Der Deutsche Berufsverband Rettungsdienst zweifelt an der Wirksamkeit der Regierungspläne zum Schutz von Helfern.

    Detailaufnahme eines Rettungswagens mit Blaulicht
    Einsatzfahrzeug eines Rettungsdienstes (Archivbild) (Imago / Eibner / Marcel von Fehrn)
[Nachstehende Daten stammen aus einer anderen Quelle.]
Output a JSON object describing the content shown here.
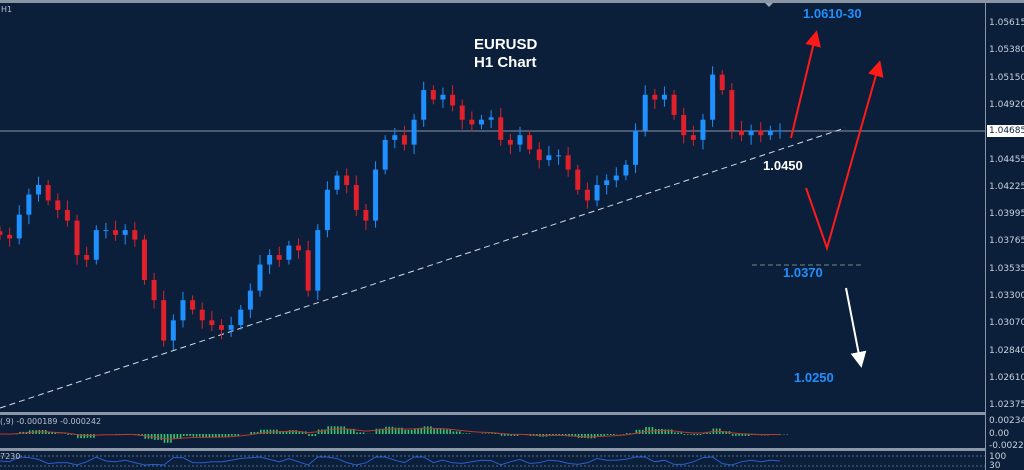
{
  "timeframe_label": "H1",
  "title": {
    "symbol": "EURUSD",
    "subtitle": "H1 Chart"
  },
  "colors": {
    "background": "#0b1f3a",
    "bull": "#1e90ff",
    "bear": "#e0202a",
    "histogram": "#2ecc71",
    "signal": "#c0392b",
    "arrow_up": "#ff1a1a",
    "arrow_down": "#ffffff",
    "target_text": "#1e90ff"
  },
  "chart_data": {
    "type": "candlestick",
    "title": "EURUSD H1 Chart",
    "closes": [
      1.0381,
      1.0378,
      1.0398,
      1.0415,
      1.0423,
      1.041,
      1.0402,
      1.0393,
      1.0364,
      1.036,
      1.0385,
      1.0385,
      1.0381,
      1.0385,
      1.0377,
      1.0343,
      1.0326,
      1.0292,
      1.0309,
      1.0326,
      1.0318,
      1.0309,
      1.0305,
      1.0301,
      1.0305,
      1.0318,
      1.0334,
      1.0356,
      1.0364,
      1.036,
      1.0372,
      1.0368,
      1.0334,
      1.0385,
      1.0419,
      1.0431,
      1.0423,
      1.0402,
      1.0393,
      1.0436,
      1.0461,
      1.0465,
      1.0457,
      1.0478,
      1.0503,
      1.0495,
      1.0499,
      1.049,
      1.0478,
      1.0474,
      1.0478,
      1.048,
      1.0461,
      1.0457,
      1.0465,
      1.0453,
      1.0444,
      1.0448,
      1.0448,
      1.0436,
      1.0419,
      1.041,
      1.0423,
      1.0427,
      1.0431,
      1.044,
      1.0469,
      1.0499,
      1.0495,
      1.0499,
      1.0482,
      1.0465,
      1.0461,
      1.0478,
      1.0516,
      1.0503,
      1.0469,
      1.0465,
      1.0469,
      1.0465,
      1.0469,
      1.0469
    ],
    "current_price": "1.04685",
    "yticks": [
      "1.05615",
      "1.05380",
      "1.05150",
      "1.04920",
      "1.04685",
      "1.04455",
      "1.04225",
      "1.03995",
      "1.03765",
      "1.03535",
      "1.03300",
      "1.03070",
      "1.02840",
      "1.02610",
      "1.02375"
    ],
    "ylim": [
      1.0226,
      1.0572
    ],
    "annotations": {
      "target_high": "1.0610-30",
      "support": "1.0450",
      "level_mid": "1.0370",
      "target_low": "1.0250"
    }
  },
  "macd": {
    "label": "(,9) -0.000189 -0.000242",
    "ticks": [
      "0.002341",
      "0.00",
      "-0.00225"
    ]
  },
  "lower": {
    "label": "7230",
    "ticks": [
      "100",
      "30"
    ]
  }
}
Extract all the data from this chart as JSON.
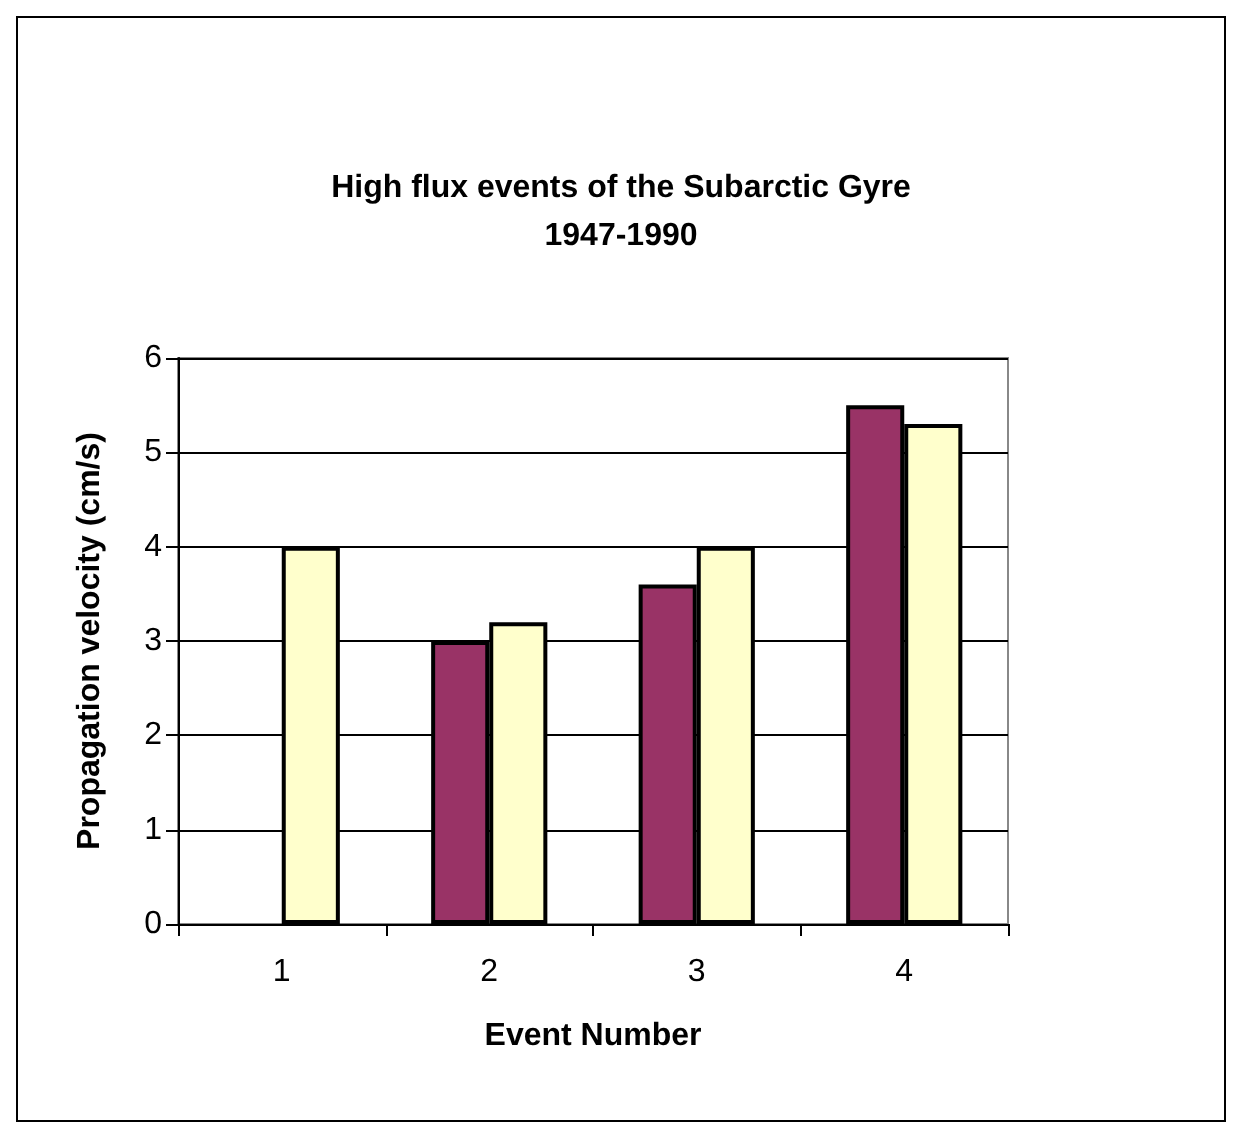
{
  "chart_data": {
    "type": "bar",
    "title": "High flux events of the Subarctic Gyre\n1947-1990",
    "xlabel": "Event Number",
    "ylabel": "Propagation velocity (cm/s)",
    "categories": [
      "1",
      "2",
      "3",
      "4"
    ],
    "series": [
      {
        "color": "#993366",
        "values": [
          null,
          3.0,
          3.6,
          5.5
        ]
      },
      {
        "color": "#ffffcc",
        "values": [
          4.0,
          3.2,
          4.0,
          5.3
        ]
      }
    ],
    "ylim": [
      0,
      6
    ],
    "yticks": [
      0,
      1,
      2,
      3,
      4,
      5,
      6
    ],
    "grid": "y"
  }
}
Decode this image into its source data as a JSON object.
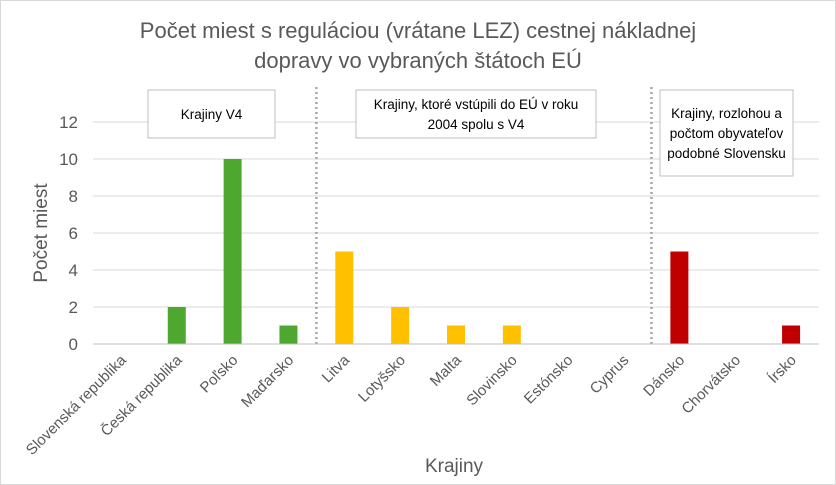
{
  "chart_data": {
    "type": "bar",
    "title_lines": [
      "Počet miest s reguláciou (vrátane LEZ) cestnej nákladnej",
      "dopravy vo vybraných štátoch EÚ"
    ],
    "xlabel": "Krajiny",
    "ylabel": "Počet miest",
    "ylim": [
      0,
      12
    ],
    "yticks": [
      0,
      2,
      4,
      6,
      8,
      10,
      12
    ],
    "grid": true,
    "categories": [
      "Slovenská republika",
      "Česká republika",
      "Poľsko",
      "Maďarsko",
      "Litva",
      "Lotyšsko",
      "Malta",
      "Slovinsko",
      "Estónsko",
      "Cyprus",
      "Dánsko",
      "Chorvátsko",
      "Írsko"
    ],
    "values": [
      0,
      2,
      10,
      1,
      5,
      2,
      1,
      1,
      0,
      0,
      5,
      0,
      1
    ],
    "groups": [
      {
        "label_lines": [
          "Krajiny V4"
        ],
        "start": 0,
        "end": 3,
        "color": "#4ea72e"
      },
      {
        "label_lines": [
          "Krajiny, ktoré vstúpili do EÚ v roku",
          "2004 spolu s V4"
        ],
        "start": 4,
        "end": 9,
        "color": "#ffc000"
      },
      {
        "label_lines": [
          "Krajiny, rozlohou a",
          "počtom obyvateľov",
          "podobné Slovensku"
        ],
        "start": 10,
        "end": 12,
        "color": "#c00000"
      }
    ]
  }
}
    Strafverschärfungen für Angriffe halte er für wenig zielführend, sagte der Vorsitzende Flake der Funke-Mediengruppe. Entsprechende Gesetze gebe es bereits, sie würden aber nicht angewendet. So werde das mögliche Strafmaß, das schon jetzt bei bis zu fünf Jahren Haft liege, fast nie ausgereizt. Bundesjustizministerin Hubig hatte vor Silvester einen Gesetzentwurf veröffentlicht, der schärfere Strafen für Angriffe auf Einsatzkräfte vorsieht. Demnach sollen tätliche Angriffe auf Polizei, Feuerwehr und Rettungsdienste mit mindestens sechs statt bislang drei Monaten Freiheitsstrafe geahndet werden.
    Wer Einsatzkräfte in einen Hinterhalt lockt und angreift, muss künftig mit einer Mindeststrafe von einem Jahr statt sechs Monaten rechnen.
    Diese Nachricht wurde am 02.01.2026 im Programm Deutschlandfunk gesendet.